IG Metall fordert höhere Reallöhne
ast Frankfurt
Die IG Metall stellt für die drei Tarifrunden in diesem Jahr reale Lohnsteigerungen in den Mittelpunkt ihrer Verhandlungen. „Die Erwartungen unserer Mitglieder sind klar – steigende Reallöhne, die sich in Tabellen wiederfinden und im Geldbeutel ankommen“, sagte Gewerkschaftschef Jörg Hofmann auf der Jahrespressekonferenz der IG Metall. Im Mai stehen Tarifverhandlungen in der Eisen- und Stahlindustrie an sowie ab September für die 3,9 Millionen Beschäftigten in der Metall- und Elektroindustrie.

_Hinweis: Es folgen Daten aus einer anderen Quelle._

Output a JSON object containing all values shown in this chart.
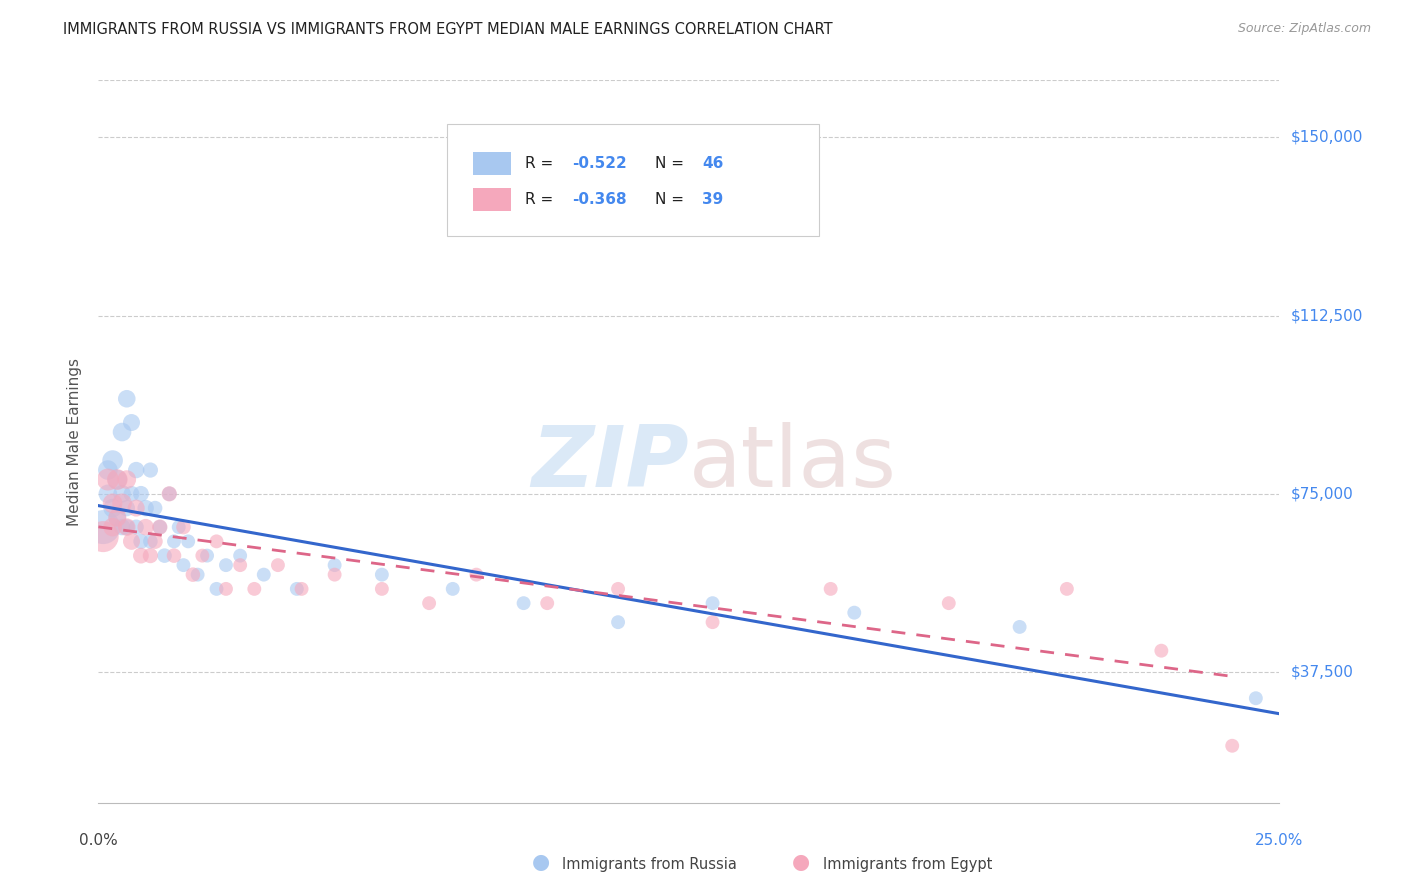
{
  "title": "IMMIGRANTS FROM RUSSIA VS IMMIGRANTS FROM EGYPT MEDIAN MALE EARNINGS CORRELATION CHART",
  "source": "Source: ZipAtlas.com",
  "ylabel": "Median Male Earnings",
  "ytick_labels": [
    "$37,500",
    "$75,000",
    "$112,500",
    "$150,000"
  ],
  "ytick_values": [
    37500,
    75000,
    112500,
    150000
  ],
  "ylim": [
    10000,
    162000
  ],
  "xlim": [
    0.0,
    0.25
  ],
  "russia_R": "-0.522",
  "russia_N": "46",
  "egypt_R": "-0.368",
  "egypt_N": "39",
  "russia_color": "#a8c8f0",
  "egypt_color": "#f5a8bc",
  "russia_line_color": "#3366cc",
  "egypt_line_color": "#dd6688",
  "background_color": "#ffffff",
  "grid_color": "#cccccc",
  "label_color": "#4488ee",
  "text_color": "#333333",
  "russia_x": [
    0.001,
    0.002,
    0.002,
    0.003,
    0.003,
    0.004,
    0.004,
    0.005,
    0.005,
    0.005,
    0.006,
    0.006,
    0.006,
    0.007,
    0.007,
    0.008,
    0.008,
    0.009,
    0.009,
    0.01,
    0.011,
    0.011,
    0.012,
    0.013,
    0.014,
    0.015,
    0.016,
    0.017,
    0.018,
    0.019,
    0.021,
    0.023,
    0.025,
    0.027,
    0.03,
    0.035,
    0.042,
    0.05,
    0.06,
    0.075,
    0.09,
    0.11,
    0.13,
    0.16,
    0.195,
    0.245
  ],
  "russia_y": [
    68000,
    80000,
    75000,
    82000,
    72000,
    78000,
    70000,
    88000,
    75000,
    68000,
    95000,
    72000,
    68000,
    90000,
    75000,
    80000,
    68000,
    75000,
    65000,
    72000,
    80000,
    65000,
    72000,
    68000,
    62000,
    75000,
    65000,
    68000,
    60000,
    65000,
    58000,
    62000,
    55000,
    60000,
    62000,
    58000,
    55000,
    60000,
    58000,
    55000,
    52000,
    48000,
    52000,
    50000,
    47000,
    32000
  ],
  "russia_size": [
    600,
    200,
    180,
    220,
    180,
    200,
    160,
    180,
    160,
    140,
    160,
    140,
    130,
    150,
    130,
    140,
    120,
    130,
    120,
    140,
    120,
    110,
    110,
    110,
    110,
    110,
    100,
    100,
    100,
    100,
    100,
    100,
    100,
    100,
    100,
    100,
    100,
    100,
    100,
    100,
    100,
    100,
    100,
    100,
    100,
    100
  ],
  "egypt_x": [
    0.001,
    0.002,
    0.003,
    0.003,
    0.004,
    0.004,
    0.005,
    0.006,
    0.006,
    0.007,
    0.008,
    0.009,
    0.01,
    0.011,
    0.012,
    0.013,
    0.015,
    0.016,
    0.018,
    0.02,
    0.022,
    0.025,
    0.027,
    0.03,
    0.033,
    0.038,
    0.043,
    0.05,
    0.06,
    0.07,
    0.08,
    0.095,
    0.11,
    0.13,
    0.155,
    0.18,
    0.205,
    0.225,
    0.24
  ],
  "egypt_y": [
    66000,
    78000,
    73000,
    68000,
    78000,
    70000,
    73000,
    78000,
    68000,
    65000,
    72000,
    62000,
    68000,
    62000,
    65000,
    68000,
    75000,
    62000,
    68000,
    58000,
    62000,
    65000,
    55000,
    60000,
    55000,
    60000,
    55000,
    58000,
    55000,
    52000,
    58000,
    52000,
    55000,
    48000,
    55000,
    52000,
    55000,
    42000,
    22000
  ],
  "egypt_size": [
    500,
    250,
    200,
    180,
    220,
    170,
    200,
    180,
    160,
    150,
    150,
    130,
    140,
    120,
    120,
    120,
    120,
    110,
    110,
    110,
    100,
    100,
    100,
    100,
    100,
    100,
    100,
    100,
    100,
    100,
    100,
    100,
    100,
    100,
    100,
    100,
    100,
    100,
    100
  ]
}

Wie andere Gewerkschaften auch hatten sich die Metaller während der Coronavirus-Pandemie in Zurückhaltung geübt, um in erster Linie Arbeitsplätze zu sichern. Angesichts der anhaltend hohen Inflation von über 3% im Jahr 2021 sollen nun aber auch die Löhne entsprechend steigen. Traditionell setzen sich die Forderungen der Gewerkschaft, über die ab Juni beraten werden wird, aus der Zielinflationsrate der Europäischen Zentralbank (EZB) von 2%, der Produktivitätsentwicklung der Gesamtwirtschaft und einer Verteilungskomponente zusammen.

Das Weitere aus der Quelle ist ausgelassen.